Com esse novo trabalho, Milo Rau empreende uma tomada de posição contra a destruição planetária, ambiental e humana provocada pelo modelo de produção capitalista. Ele associa o nascimento do capitalismo moderno à colonização europeia do continente latino-americano.
Segundo Rau, ainda hoje, a relação entre Europa e América Latina permanece quase a mesma. Ele se coloca questões sobre “como podemos mudar a situação da propriedade que foi criada com o capitalismo moderno, que nasceu há seis séculos com a colonização? Como podemos democratizar o acesso à terra e como podemos chegar a uma consciência econômica e política que esteja acima da ideia de propriedade e exploração”.
Para o diretor, estamos em uma época de mudança onde deveríamos retomar a ideia original de economia, no sentido de casa, numa concepção de relação entre o ser humano e a natureza. Ele defende a criação de “uma outra estratégia de desenvolvimento humano em oposição à estratégia do capital, criada pelos povos da África e América Latina, mas também com EUA e Europa, o desenvolvimento de uma outra estratégia de colaboração ao nível planetário”.

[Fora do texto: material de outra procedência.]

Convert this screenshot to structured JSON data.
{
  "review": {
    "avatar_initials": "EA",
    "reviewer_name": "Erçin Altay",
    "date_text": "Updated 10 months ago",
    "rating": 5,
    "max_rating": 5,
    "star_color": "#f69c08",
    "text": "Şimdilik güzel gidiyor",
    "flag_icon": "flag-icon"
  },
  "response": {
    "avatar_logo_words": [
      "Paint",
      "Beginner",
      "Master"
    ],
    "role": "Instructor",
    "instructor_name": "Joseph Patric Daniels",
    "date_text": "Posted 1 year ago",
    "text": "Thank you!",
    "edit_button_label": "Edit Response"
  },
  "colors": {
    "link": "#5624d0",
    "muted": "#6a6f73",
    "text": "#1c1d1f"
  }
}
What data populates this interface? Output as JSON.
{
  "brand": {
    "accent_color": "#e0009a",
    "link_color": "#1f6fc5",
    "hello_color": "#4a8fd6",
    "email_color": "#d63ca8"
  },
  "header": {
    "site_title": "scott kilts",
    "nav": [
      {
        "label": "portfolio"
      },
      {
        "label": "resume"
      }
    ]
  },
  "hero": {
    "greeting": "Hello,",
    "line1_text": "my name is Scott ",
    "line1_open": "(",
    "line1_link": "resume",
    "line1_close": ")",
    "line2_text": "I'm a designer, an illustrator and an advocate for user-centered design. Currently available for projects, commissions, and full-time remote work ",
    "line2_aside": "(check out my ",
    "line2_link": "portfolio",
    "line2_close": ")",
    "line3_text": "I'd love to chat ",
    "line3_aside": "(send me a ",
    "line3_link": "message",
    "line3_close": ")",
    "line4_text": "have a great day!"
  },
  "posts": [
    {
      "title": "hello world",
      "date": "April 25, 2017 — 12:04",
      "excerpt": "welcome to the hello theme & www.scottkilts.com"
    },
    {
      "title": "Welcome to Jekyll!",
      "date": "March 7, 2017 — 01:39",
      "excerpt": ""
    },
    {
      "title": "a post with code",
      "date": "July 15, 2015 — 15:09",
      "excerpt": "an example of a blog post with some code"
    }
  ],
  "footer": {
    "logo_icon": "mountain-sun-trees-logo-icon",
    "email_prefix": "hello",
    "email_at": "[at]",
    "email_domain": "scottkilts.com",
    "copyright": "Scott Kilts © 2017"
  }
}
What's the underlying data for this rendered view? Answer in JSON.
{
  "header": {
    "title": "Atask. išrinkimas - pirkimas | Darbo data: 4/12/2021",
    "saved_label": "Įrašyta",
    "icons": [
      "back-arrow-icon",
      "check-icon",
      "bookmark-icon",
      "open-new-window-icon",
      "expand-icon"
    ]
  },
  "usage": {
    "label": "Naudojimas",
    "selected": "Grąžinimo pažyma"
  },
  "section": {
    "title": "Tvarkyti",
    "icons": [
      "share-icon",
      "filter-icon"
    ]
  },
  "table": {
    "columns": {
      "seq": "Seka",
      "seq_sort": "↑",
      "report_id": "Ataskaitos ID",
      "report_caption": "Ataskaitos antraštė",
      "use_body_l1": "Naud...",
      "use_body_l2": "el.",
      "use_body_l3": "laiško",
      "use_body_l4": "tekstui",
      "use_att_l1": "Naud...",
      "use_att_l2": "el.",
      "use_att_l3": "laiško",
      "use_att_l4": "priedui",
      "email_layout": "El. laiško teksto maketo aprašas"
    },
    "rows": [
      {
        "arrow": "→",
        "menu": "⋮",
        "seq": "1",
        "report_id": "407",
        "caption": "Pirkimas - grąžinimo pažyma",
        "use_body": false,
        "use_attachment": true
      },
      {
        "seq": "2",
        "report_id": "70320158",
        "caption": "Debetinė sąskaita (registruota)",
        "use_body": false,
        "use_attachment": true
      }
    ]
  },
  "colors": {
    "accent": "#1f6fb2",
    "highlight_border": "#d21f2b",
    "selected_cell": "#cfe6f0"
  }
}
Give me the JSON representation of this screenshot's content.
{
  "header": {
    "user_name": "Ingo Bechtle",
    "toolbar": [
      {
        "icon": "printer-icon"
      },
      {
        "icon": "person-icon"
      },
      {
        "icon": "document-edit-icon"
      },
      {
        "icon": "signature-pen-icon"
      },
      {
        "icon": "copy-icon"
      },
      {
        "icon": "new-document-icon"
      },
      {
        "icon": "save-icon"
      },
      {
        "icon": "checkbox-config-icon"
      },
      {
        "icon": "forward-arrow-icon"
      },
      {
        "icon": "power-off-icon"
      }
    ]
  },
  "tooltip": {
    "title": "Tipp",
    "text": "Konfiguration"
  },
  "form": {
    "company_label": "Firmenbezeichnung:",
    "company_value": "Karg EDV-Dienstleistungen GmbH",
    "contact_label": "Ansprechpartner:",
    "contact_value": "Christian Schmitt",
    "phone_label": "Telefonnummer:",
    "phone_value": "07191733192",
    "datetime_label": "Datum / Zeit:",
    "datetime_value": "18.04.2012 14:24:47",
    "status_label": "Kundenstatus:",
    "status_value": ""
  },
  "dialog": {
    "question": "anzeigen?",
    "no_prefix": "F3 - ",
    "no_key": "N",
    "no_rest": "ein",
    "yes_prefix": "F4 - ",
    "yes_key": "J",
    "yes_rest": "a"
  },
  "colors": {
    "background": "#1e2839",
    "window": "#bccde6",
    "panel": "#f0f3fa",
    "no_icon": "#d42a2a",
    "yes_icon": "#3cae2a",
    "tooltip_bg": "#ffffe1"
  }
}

O maranhense Laurindo Ferreira da Costa, de 63 anos, oriundo de comunidades quilombolas, militante do MST e um dos sobreviventes do Massacre de Eldorado do Carajás que atua na peça, diz que sua motivação fundamental para participar do processo foi porque ele acredita “que isso pode vir a contribuir com a Amazônia. Nosso Movimento tem a bandeira de uma Amazônia viva, e por isso nós temos o projeto de plantar 100 milhões de árvores em 10 anos, e, em segundo lugar, porque isso vai contar nossa história, e é o que defendemos, que a nossa história de Eldorado do Carajás e de muitas outras não vire cinzas, que nossa memória não seja apagada”.
Seu Laurindo, sobrevivente do Massacre de Eldorado do Carajás. Foto: Moritz von Dungern
Maria Raimunda, da Coordenação Nacional do Coletivo de Cultura do MST, afirma que o trabalho tem um importante significado como uma nova forma de denúncia e fortalecimento da memória. “Fazemos muitas denúncias sobre o massacre, sobre o assassinato de lideranças, de povos indígenas, de povos quilombolas e povos tradicionais. Fazer a denúncia de toda e qualquer forma de violência contra o ser humano e contra a natureza, na nossa região da Amazônia, vinculado com o projeto de construção de alternativas, passa também pela arte e pela cultura, isso também foi fundamental para nós. A arte e a cultura são dimensões estruturantes do nosso projeto de sociedade, de luta e organização”, destaca.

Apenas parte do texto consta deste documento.